Kaimhill School has received a bronze Primary Science Quality Mark for its efforts to make science fun and engaging for all pupils.
The Primary Science Quality Mark is a joint project led by the University of Hertfordshire in partnership with the Primary Science Teaching Trust. It is supported by the network of Science Learning Centres, the Association for Science Education and the Wellcome Trust.
Led by principal teacher and science subject leader Diane Rough, the school carried out a year-long science project which culminated in a science fair. The week-long fair saw pupils of all ages get involved in a wide range of scientific activities and youngsters and staff were invited to swap their school uniforms for mad scientists outfits for a day.
Primary five pupils worked with the school's science technicians to plan the week's activities and invited the rest of the school to get involved with a day-long science fair.
Each pupil also took home a book of science challenges and was asked to work with their parents or carers to carry out some home 'kitchen' experiments.
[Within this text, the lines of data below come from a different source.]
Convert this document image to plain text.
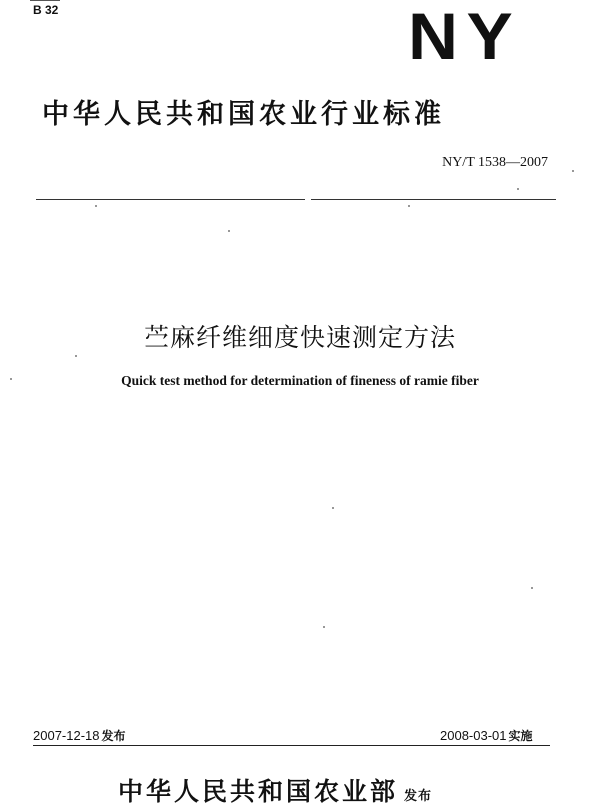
B 32	NY
中华人民共和国农业行业标准
NY/T 1538—2007
苎麻纤维细度快速测定方法
Quick test method for determination of fineness of ramie fiber
2007-12-18 发布	2008-03-01 实施
中华人民共和国农业部 发布
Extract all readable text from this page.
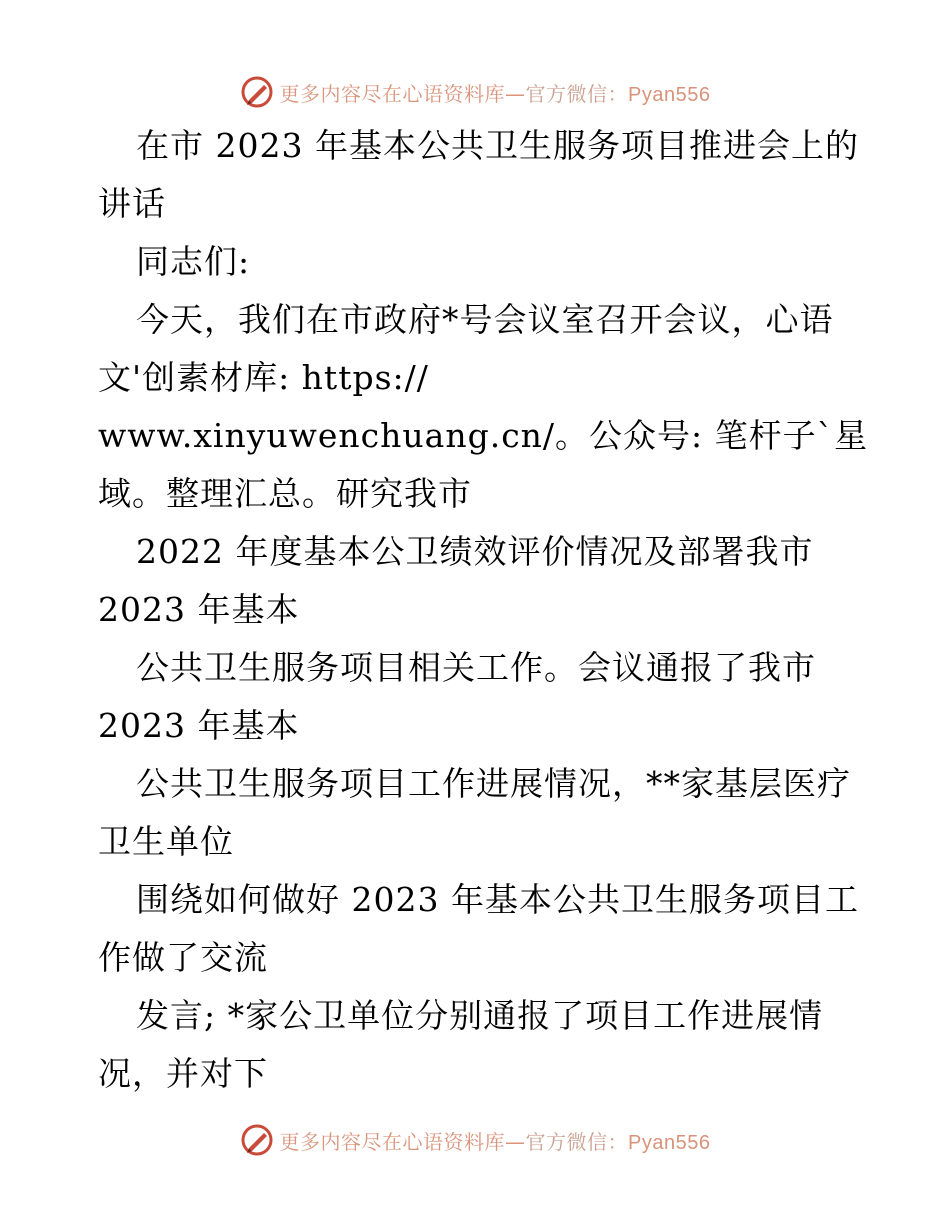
更多内容尽在心语资料库—官方微信：Pyan556
在市 2023 年基本公共卫生服务项目推进会上的
讲话
同志们:
今天，我们在市政府*号会议室召开会议，心语
文'创素材库: https://
www.xinyuwenchuang.cn/。公众号: 笔杆子`星
域。整理汇总。研究我市
2022 年度基本公卫绩效评价情况及部署我市
2023 年基本
公共卫生服务项目相关工作。会议通报了我市
2023 年基本
公共卫生服务项目工作进展情况，**家基层医疗
卫生单位
围绕如何做好 2023 年基本公共卫生服务项目工
作做了交流
发言; *家公卫单位分别通报了项目工作进展情
况，并对下
更多内容尽在心语资料库—官方微信：Pyan556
Deputy head teacher Lisa Williams said: "We are really pleased to have received this award, which gives recognition to the sterling efforts made by everyone at the school to make science accessible, interesting and fun for our pupils.
Mrs Rough added: "We all had a brilliant time during Science Week. The pupils learned a huge amount and thoroughly enjoyed the hands-on aspects of science, carrying out some exciting and colourful experiments and working together as teams. It is very gratifying that the school's efforts have been recognised with the presentation of a bronze award."
Jane Turner, national director of the PSQM programme, said: "Gaining a Primary Science Quality Award is a significant achievement for a school. The standard of the submissions has been extremely high and their content is quite breath-taking. Science subject leaders, their colleagues, head teachers, children and parents should be very proud."